"We must keep Americans wanting"

"We must keep Americans wanting"

A few years ago, I came across a Gilded Age quote that I've been turning over in my mind ever since.

“We must keep Americans wanting," wrote Walter Engard, an Ohio automobile dealer, in an early 20th century trade publication. "To keep America growing, we must keep Americans working, and to keep Americans working we must keep them wanting, wanting more than the bare necessities, wanting the luxuries and frills.”
It was the middle of the Industrial Revolution, and the auto industry was having a problem: demand for cars was slowing down. Most people who were going to buy cars had already bought them. So business folk like Engard came up with a series of solutions like planned obsolescence and annual model changes to get people who already have cars to buy more cars.

"You need to get people to want more things," explained Gary Cross, a history professor at Pennsylvania State University who studies consumerism. Industry executives had to make people "think about a car not just as a car, a transportation machine, but as an expression of your personality or your status or your desire for something new."

And of course, there's always getting people to spend money they don't have to buy stuff they don't need.

"This launched the big idea of buying big things on credit, in installments," Cross told me. Before this point, people could buy large products, like pianos, on credit, but it wasn't commonplace. All of a sudden, making big purchases on credit went mainstream.

Cross says that the increased productivity of the time meant Americans faced a choice: more free time, or more stuff. America chose stuff. But this choice wasn’t necessarily automatic. Many looked at recessions around them and argued that "we need to reduce the workday in order to smooth out these boom and bust cycles," Cross explained. "Instead of producing more and more goods, there would be a reduction of work time, and people would spend more time with their families."

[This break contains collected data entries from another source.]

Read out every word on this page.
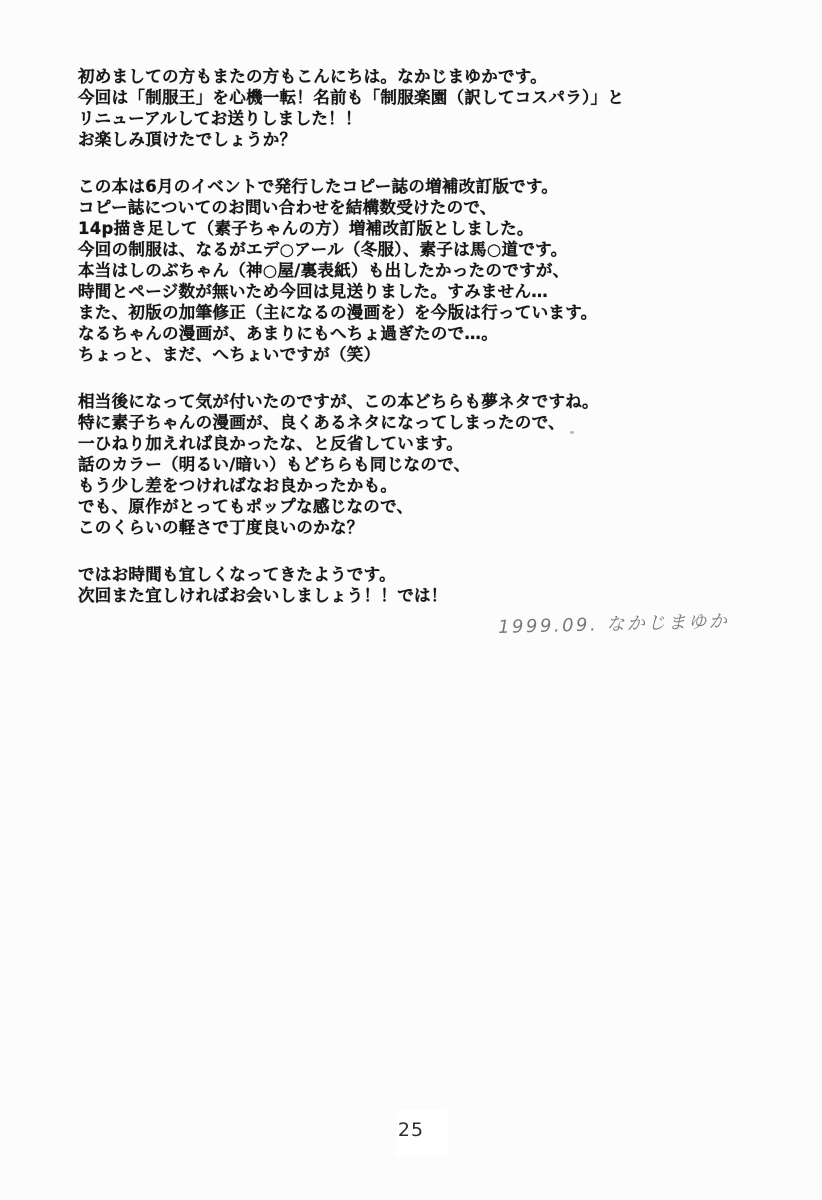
初めましての方もまたの方もこんにちは。なかじまゆかです。
今回は「制服王」を心機一転！名前も「制服楽園（訳してコスパラ）」と
リニューアルしてお送りしました！！
お楽しみ頂けたでしょうか？
この本は6月のイベントで発行したコピー誌の増補改訂版です。
コピー誌についてのお問い合わせを結構数受けたので、
14p描き足して（素子ちゃんの方）増補改訂版としました。
今回の制服は、なるがエデ○アール（冬服）、素子は馬○道です。
本当はしのぶちゃん（神○屋/裏表紙）も出したかったのですが、
時間とページ数が無いため今回は見送りました。すみません…
また、初版の加筆修正（主になるの漫画を）を今版は行っています。
なるちゃんの漫画が、あまりにもへちょ過ぎたので…。
ちょっと、まだ、へちょいですが（笑）
相当後になって気が付いたのですが、この本どちらも夢ネタですね。
特に素子ちゃんの漫画が、良くあるネタになってしまったので、
一ひねり加えれば良かったな、と反省しています。
話のカラー（明るい/暗い）もどちらも同じなので、
もう少し差をつければなお良かったかも。
でも、原作がとってもポップな感じなので、
このくらいの軽さで丁度良いのかな？
ではお時間も宜しくなってきたようです。
次回また宜しければお会いしましょう！！では！
1999.09. なかじまゆか
25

Nearly a century ago, prominent British economist John Maynard Keynes predicted that people would soon be working two or three hour days. It sounds extreme now, but it really could have happened if we created the kind of economy where you weren't supposed to buy a new car or phone every couple years.

"This whole idea has been lost to the general public," Cross said.

Labor organizations lobbied for shorter workdays and more vacation time. They won the 40 hour week (before that, some people were working 16 hour days without weekends) but they largely lost to business titans.

A lot of people complain about American consumerism, saying it’s a sign that Americans are spoiled and materialistic. But this trend may not have come organically out of American desire, but also as a result of a calculated plan to increase sales.

Cross points out that, even if most Americans have forgotten about this chapter of history, our lives are still shaped by it. We still live in a world of both high productivity and unemployment, one where unsustainable consumption is hurting the environment. Less work means less production, which means less waste. The choice between leisure and products is not just a decision we made decades ago. It's a decision we are still making today, and one we could make differently tomorrow.